Here is some more information about “Otherwise Occupied” from the organization’s description:
“It is vital that the idea of Palestine is not defined by the occupation and the title ‘Otherwise Occupied’ describes other ways of imagining the nation outside and beyond the conflict… These artists are engaged in new ways of thinking or imagining the nation. Both have immigrated and became citizens of other states and are operating in the new realms of a globalized art-world while they still think of themselves as Palestinian but from the position of a kind of perpetual otherwise-ness.
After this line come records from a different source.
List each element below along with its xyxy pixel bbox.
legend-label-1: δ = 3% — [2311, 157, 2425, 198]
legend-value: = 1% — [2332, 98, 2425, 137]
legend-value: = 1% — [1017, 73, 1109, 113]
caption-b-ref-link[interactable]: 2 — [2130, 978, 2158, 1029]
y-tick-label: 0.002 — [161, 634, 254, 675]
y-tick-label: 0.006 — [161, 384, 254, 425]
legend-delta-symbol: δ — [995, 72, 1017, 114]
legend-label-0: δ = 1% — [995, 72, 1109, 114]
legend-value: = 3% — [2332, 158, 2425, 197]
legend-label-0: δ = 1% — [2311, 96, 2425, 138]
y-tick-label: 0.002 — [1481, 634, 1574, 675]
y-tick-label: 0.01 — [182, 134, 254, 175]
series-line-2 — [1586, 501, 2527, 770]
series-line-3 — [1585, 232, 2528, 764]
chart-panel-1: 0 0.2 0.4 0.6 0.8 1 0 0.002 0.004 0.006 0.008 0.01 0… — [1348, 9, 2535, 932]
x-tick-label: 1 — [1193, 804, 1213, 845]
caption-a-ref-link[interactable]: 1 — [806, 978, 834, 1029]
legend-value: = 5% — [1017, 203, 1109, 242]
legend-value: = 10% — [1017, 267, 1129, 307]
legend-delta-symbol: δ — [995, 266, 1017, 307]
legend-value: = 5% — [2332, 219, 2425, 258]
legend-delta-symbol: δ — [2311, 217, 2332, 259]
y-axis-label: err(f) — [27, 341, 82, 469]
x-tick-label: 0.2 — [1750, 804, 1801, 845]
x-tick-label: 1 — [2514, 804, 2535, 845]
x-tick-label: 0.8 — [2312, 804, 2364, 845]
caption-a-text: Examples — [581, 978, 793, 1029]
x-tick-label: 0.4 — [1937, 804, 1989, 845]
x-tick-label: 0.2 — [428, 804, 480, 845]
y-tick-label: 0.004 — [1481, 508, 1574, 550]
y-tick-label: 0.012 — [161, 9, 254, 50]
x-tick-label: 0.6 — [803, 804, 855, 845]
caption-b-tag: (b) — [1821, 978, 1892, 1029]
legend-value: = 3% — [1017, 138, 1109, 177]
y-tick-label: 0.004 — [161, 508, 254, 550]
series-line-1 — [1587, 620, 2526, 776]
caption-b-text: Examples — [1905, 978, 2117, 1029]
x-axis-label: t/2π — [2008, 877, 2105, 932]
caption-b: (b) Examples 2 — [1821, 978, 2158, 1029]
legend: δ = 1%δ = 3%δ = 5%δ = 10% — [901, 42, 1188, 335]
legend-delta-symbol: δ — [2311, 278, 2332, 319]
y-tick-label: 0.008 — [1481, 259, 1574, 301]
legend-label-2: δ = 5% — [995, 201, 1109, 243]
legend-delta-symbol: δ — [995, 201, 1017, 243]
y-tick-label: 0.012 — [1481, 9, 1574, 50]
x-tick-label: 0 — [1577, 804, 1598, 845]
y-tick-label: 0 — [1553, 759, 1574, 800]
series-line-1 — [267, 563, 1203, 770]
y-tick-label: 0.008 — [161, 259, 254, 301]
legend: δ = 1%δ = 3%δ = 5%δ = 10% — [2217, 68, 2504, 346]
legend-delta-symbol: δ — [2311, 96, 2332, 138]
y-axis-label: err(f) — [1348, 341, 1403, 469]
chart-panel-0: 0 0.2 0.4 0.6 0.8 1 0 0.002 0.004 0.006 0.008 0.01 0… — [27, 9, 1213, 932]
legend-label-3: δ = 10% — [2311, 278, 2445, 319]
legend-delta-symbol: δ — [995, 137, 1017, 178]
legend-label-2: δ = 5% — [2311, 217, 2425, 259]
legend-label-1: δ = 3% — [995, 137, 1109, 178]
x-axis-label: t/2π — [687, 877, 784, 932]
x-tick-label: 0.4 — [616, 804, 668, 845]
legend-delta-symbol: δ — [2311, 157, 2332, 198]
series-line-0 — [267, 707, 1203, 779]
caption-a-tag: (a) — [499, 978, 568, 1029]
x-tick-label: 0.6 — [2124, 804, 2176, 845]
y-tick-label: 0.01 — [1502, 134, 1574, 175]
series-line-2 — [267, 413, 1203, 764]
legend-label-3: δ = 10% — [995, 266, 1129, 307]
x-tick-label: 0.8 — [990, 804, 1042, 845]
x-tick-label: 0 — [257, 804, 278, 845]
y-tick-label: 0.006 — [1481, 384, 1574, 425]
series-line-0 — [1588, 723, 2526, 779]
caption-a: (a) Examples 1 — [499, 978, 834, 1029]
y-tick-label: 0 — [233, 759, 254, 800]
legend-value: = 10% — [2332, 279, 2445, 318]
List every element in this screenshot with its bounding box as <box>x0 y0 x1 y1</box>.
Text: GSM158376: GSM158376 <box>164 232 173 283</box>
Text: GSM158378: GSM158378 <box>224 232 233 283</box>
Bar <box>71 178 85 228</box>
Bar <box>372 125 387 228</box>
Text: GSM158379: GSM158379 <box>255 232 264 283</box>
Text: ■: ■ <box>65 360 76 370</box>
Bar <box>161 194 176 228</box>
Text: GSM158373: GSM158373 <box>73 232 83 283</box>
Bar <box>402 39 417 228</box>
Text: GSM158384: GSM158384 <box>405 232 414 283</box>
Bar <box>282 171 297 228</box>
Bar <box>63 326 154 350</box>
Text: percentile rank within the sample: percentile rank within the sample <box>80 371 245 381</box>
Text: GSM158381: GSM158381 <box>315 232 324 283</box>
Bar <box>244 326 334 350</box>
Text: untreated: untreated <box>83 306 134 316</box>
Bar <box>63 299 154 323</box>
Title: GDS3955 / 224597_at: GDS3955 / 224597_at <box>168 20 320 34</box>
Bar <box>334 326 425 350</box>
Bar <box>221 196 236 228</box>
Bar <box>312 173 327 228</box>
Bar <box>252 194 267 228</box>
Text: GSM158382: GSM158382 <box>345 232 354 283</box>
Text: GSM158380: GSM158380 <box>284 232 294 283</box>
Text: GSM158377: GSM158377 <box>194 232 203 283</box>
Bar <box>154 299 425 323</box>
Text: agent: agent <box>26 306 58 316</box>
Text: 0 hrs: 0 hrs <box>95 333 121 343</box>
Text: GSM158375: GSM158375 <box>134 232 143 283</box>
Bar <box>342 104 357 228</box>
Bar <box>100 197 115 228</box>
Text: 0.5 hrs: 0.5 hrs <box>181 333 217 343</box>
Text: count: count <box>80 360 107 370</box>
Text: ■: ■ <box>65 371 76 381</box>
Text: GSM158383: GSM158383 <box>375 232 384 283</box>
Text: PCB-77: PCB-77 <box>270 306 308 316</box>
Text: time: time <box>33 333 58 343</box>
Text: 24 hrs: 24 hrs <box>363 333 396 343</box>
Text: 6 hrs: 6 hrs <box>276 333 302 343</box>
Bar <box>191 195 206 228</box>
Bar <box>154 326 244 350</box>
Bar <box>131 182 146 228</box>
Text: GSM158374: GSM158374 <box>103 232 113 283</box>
Using the technologies of GPS and other forms of IT often used for mapping and spatial definition to direct viewers to this otherwise occupied space, the exhibition turns the tables on the technologies of surveillance and control into vehicles of art and thought. The entire installation renders the scopic regimes used for defense, containment or occupation of geophysical terrain as navigational tools in a site specific and conceptual manner to provide a set of strategies and tactics that address the rules of art, exhibition and politics.”
Update, Jan. 21: The Palestine exhibition is a collateral event of the Venice Biennale, not a national participation, and is pending official approval. National participations are managed directly by each country’s ministry of culture, whereas collateral events are proposed by international organizations and institutions and require approval from the Biennale Board of Directors.